Tampoco los enemigos del evangelio eran escrupulosos, a pesar de su apego jactancioso a la ley de Dios. Una conspiración se estaba formando entre los judíos infelices, y el Señor en Su providencia la saca a la luz por uno que era pariente del apóstol, a cuyo corazón los lazos de carne y sangre apelaban con cierta fuerza, si no había un motivo más elevado. Sin duda, debe haber sido judío para haber estado en los secretos de esa porción de la nación que estaba empeñada en la destrucción del apóstol. Él divulga el secreto, primero a Pablo, luego al chiliarch. En consecuencia, Lisias (porque este era su nombre) prepara un destacamento de soldados, jinetes y lanceros durante la noche, y envía a Pablo a Félix, el gobernador, con una carta. Poco pensó el romano que su carta iba a ser leída por usted y por mí; Poco sabía que había un ojo que lo miraba de principio a fin mientras escribía.
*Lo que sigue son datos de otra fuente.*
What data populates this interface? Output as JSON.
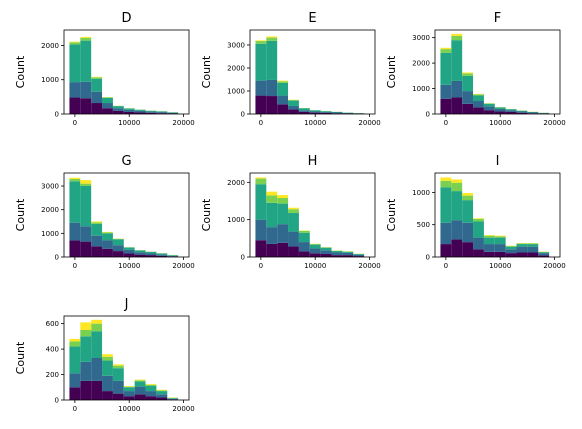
{
  "chart_data": [
    {
      "type": "bar",
      "title": "D",
      "ylabel": "Count",
      "xlabel": "",
      "xticks": [
        0,
        10000,
        20000
      ],
      "xtick_labels": [
        "0",
        "10000",
        "20000"
      ],
      "yticks": [
        0,
        1000,
        2000
      ],
      "ytick_labels": [
        "0",
        "1000",
        "2000"
      ],
      "xlim": [
        -2000,
        21000
      ],
      "ylim": [
        0,
        2450
      ],
      "bin_edges": [
        -1000,
        1000,
        3000,
        5000,
        7000,
        9000,
        11000,
        13000,
        15000,
        17000,
        19000
      ],
      "series": [
        {
          "values": [
            480,
            460,
            320,
            170,
            90,
            60,
            45,
            35,
            25,
            15
          ]
        },
        {
          "values": [
            450,
            480,
            330,
            150,
            80,
            60,
            50,
            35,
            30,
            20
          ]
        },
        {
          "values": [
            1100,
            1200,
            380,
            150,
            60,
            40,
            30,
            25,
            20,
            15
          ]
        },
        {
          "values": [
            60,
            80,
            40,
            20,
            8,
            5,
            5,
            5,
            3,
            3
          ]
        },
        {
          "values": [
            20,
            30,
            15,
            5,
            2,
            2,
            2,
            2,
            2,
            2
          ]
        }
      ]
    },
    {
      "type": "bar",
      "title": "E",
      "ylabel": "Count",
      "xlabel": "",
      "xticks": [
        0,
        10000,
        20000
      ],
      "xtick_labels": [
        "0",
        "10000",
        "20000"
      ],
      "yticks": [
        0,
        1000,
        2000,
        3000
      ],
      "ytick_labels": [
        "0",
        "1000",
        "2000",
        "3000"
      ],
      "xlim": [
        -2000,
        21000
      ],
      "ylim": [
        0,
        3650
      ],
      "bin_edges": [
        -1000,
        1000,
        3000,
        5000,
        7000,
        9000,
        11000,
        13000,
        15000,
        17000,
        19000
      ],
      "series": [
        {
          "values": [
            800,
            780,
            420,
            200,
            90,
            60,
            50,
            35,
            25,
            15
          ]
        },
        {
          "values": [
            650,
            700,
            380,
            150,
            70,
            50,
            40,
            30,
            20,
            15
          ]
        },
        {
          "values": [
            1600,
            1700,
            550,
            230,
            90,
            50,
            35,
            25,
            15,
            10
          ]
        },
        {
          "values": [
            120,
            140,
            70,
            30,
            10,
            8,
            5,
            4,
            3,
            2
          ]
        },
        {
          "values": [
            30,
            50,
            30,
            10,
            3,
            2,
            2,
            2,
            2,
            2
          ]
        }
      ]
    },
    {
      "type": "bar",
      "title": "F",
      "ylabel": "Count",
      "xlabel": "",
      "xticks": [
        0,
        10000,
        20000
      ],
      "xtick_labels": [
        "0",
        "10000",
        "20000"
      ],
      "yticks": [
        0,
        1000,
        2000,
        3000
      ],
      "ytick_labels": [
        "0",
        "1000",
        "2000",
        "3000"
      ],
      "xlim": [
        -2000,
        21000
      ],
      "ylim": [
        0,
        3300
      ],
      "bin_edges": [
        -1000,
        1000,
        3000,
        5000,
        7000,
        9000,
        11000,
        13000,
        15000,
        17000,
        19000
      ],
      "series": [
        {
          "values": [
            600,
            650,
            400,
            260,
            150,
            100,
            80,
            50,
            30,
            15
          ]
        },
        {
          "values": [
            550,
            650,
            500,
            250,
            150,
            100,
            70,
            50,
            30,
            20
          ]
        },
        {
          "values": [
            1250,
            1600,
            600,
            220,
            100,
            60,
            40,
            30,
            20,
            10
          ]
        },
        {
          "values": [
            150,
            170,
            90,
            40,
            20,
            10,
            5,
            5,
            5,
            3
          ]
        },
        {
          "values": [
            50,
            80,
            40,
            20,
            5,
            5,
            5,
            5,
            5,
            2
          ]
        }
      ]
    },
    {
      "type": "bar",
      "title": "G",
      "ylabel": "Count",
      "xlabel": "",
      "xticks": [
        0,
        10000,
        20000
      ],
      "xtick_labels": [
        "0",
        "10000",
        "20000"
      ],
      "yticks": [
        0,
        1000,
        2000,
        3000
      ],
      "ytick_labels": [
        "0",
        "1000",
        "2000",
        "3000"
      ],
      "xlim": [
        -2000,
        21000
      ],
      "ylim": [
        0,
        3550
      ],
      "bin_edges": [
        -1000,
        1000,
        3000,
        5000,
        7000,
        9000,
        11000,
        13000,
        15000,
        17000,
        19000
      ],
      "series": [
        {
          "values": [
            700,
            650,
            450,
            350,
            250,
            150,
            100,
            80,
            50,
            25
          ]
        },
        {
          "values": [
            750,
            650,
            450,
            350,
            250,
            150,
            100,
            70,
            50,
            25
          ]
        },
        {
          "values": [
            1750,
            1700,
            500,
            300,
            250,
            100,
            80,
            70,
            50,
            30
          ]
        },
        {
          "values": [
            100,
            100,
            60,
            40,
            20,
            10,
            5,
            5,
            5,
            5
          ]
        },
        {
          "values": [
            50,
            150,
            40,
            20,
            10,
            5,
            5,
            5,
            5,
            5
          ]
        }
      ]
    },
    {
      "type": "bar",
      "title": "H",
      "ylabel": "Count",
      "xlabel": "",
      "xticks": [
        0,
        10000,
        20000
      ],
      "xtick_labels": [
        "0",
        "10000",
        "20000"
      ],
      "yticks": [
        0,
        1000,
        2000
      ],
      "ytick_labels": [
        "0",
        "1000",
        "2000"
      ],
      "xlim": [
        -2000,
        21000
      ],
      "ylim": [
        0,
        2250
      ],
      "bin_edges": [
        -1000,
        1000,
        3000,
        5000,
        7000,
        9000,
        11000,
        13000,
        15000,
        17000,
        19000
      ],
      "series": [
        {
          "values": [
            450,
            350,
            380,
            280,
            150,
            100,
            80,
            50,
            50,
            25
          ]
        },
        {
          "values": [
            550,
            450,
            500,
            400,
            250,
            130,
            100,
            70,
            60,
            35
          ]
        },
        {
          "values": [
            950,
            650,
            550,
            500,
            250,
            100,
            70,
            40,
            30,
            20
          ]
        },
        {
          "values": [
            150,
            200,
            150,
            100,
            50,
            20,
            10,
            10,
            10,
            5
          ]
        },
        {
          "values": [
            30,
            100,
            80,
            40,
            10,
            5,
            5,
            5,
            5,
            5
          ]
        }
      ]
    },
    {
      "type": "bar",
      "title": "I",
      "ylabel": "Count",
      "xlabel": "",
      "xticks": [
        0,
        10000,
        20000
      ],
      "xtick_labels": [
        "0",
        "10000",
        "20000"
      ],
      "yticks": [
        0,
        500,
        1000
      ],
      "ytick_labels": [
        "0",
        "500",
        "1000"
      ],
      "xlim": [
        -2000,
        21000
      ],
      "ylim": [
        0,
        1300
      ],
      "bin_edges": [
        -1000,
        1000,
        3000,
        5000,
        7000,
        9000,
        11000,
        13000,
        15000,
        17000,
        19000
      ],
      "series": [
        {
          "values": [
            200,
            270,
            230,
            120,
            80,
            80,
            60,
            70,
            70,
            25
          ]
        },
        {
          "values": [
            330,
            300,
            300,
            180,
            120,
            120,
            60,
            90,
            90,
            35
          ]
        },
        {
          "values": [
            550,
            450,
            350,
            250,
            100,
            100,
            40,
            40,
            40,
            15
          ]
        },
        {
          "values": [
            100,
            130,
            70,
            40,
            30,
            20,
            10,
            10,
            10,
            5
          ]
        },
        {
          "values": [
            50,
            50,
            40,
            10,
            10,
            10,
            5,
            5,
            5,
            5
          ]
        }
      ]
    },
    {
      "type": "bar",
      "title": "J",
      "ylabel": "Count",
      "xlabel": "",
      "xticks": [
        0,
        10000,
        20000
      ],
      "xtick_labels": [
        "0",
        "10000",
        "20000"
      ],
      "yticks": [
        0,
        200,
        400,
        600
      ],
      "ytick_labels": [
        "0",
        "200",
        "400",
        "600"
      ],
      "xlim": [
        -2000,
        21000
      ],
      "ylim": [
        0,
        660
      ],
      "bin_edges": [
        -1000,
        1000,
        3000,
        5000,
        7000,
        9000,
        11000,
        13000,
        15000,
        17000,
        19000
      ],
      "series": [
        {
          "values": [
            100,
            150,
            150,
            70,
            50,
            30,
            45,
            30,
            20,
            5
          ]
        },
        {
          "values": [
            110,
            150,
            180,
            120,
            100,
            40,
            60,
            40,
            25,
            5
          ]
        },
        {
          "values": [
            210,
            200,
            210,
            120,
            100,
            30,
            40,
            40,
            25,
            5
          ]
        },
        {
          "values": [
            40,
            50,
            60,
            30,
            20,
            5,
            10,
            10,
            5,
            3
          ]
        },
        {
          "values": [
            20,
            60,
            30,
            20,
            10,
            5,
            5,
            5,
            5,
            2
          ]
        }
      ]
    }
  ],
  "colors": [
    "#440154",
    "#31688e",
    "#21a585",
    "#7ad151",
    "#fde725"
  ],
  "layout": {
    "rows": 3,
    "cols": 3
  }
}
Que lo falso y lo verdadero debían ser proclamados en los techos de las casas con las que nunca contó. “Claudio Lisias al excelentísimo gobernador Félix, saluda. Este hombre fue tomado de los judíos, y debería haber sido asesinado de ellos; luego vine con la tropa y lo rescaté, habiendo entendido que era romano”. No entendía nada de eso; simplemente estaba engañando a su superior, tratando de hecho de hacer capital de lo que era error y culpa; porque, como hemos visto, comenzó con una infracción positiva del derecho romano. Había atado, y esto con el propósito de azotar, a uno no menos ciudadano que él. Era culpable de reclamar crédito y celo, donde había sido a la vez negligente y apresurado. Oh, qué poco piensa el mundo que los secretos de la carta más privada, los consejos del gabinete, los movimientos de reyes, de gobernadores y ministros de estado, de jefes militares y sus hombres, no importa quién o qué, están todos ante Aquel que lo ve todo y no olvida nada.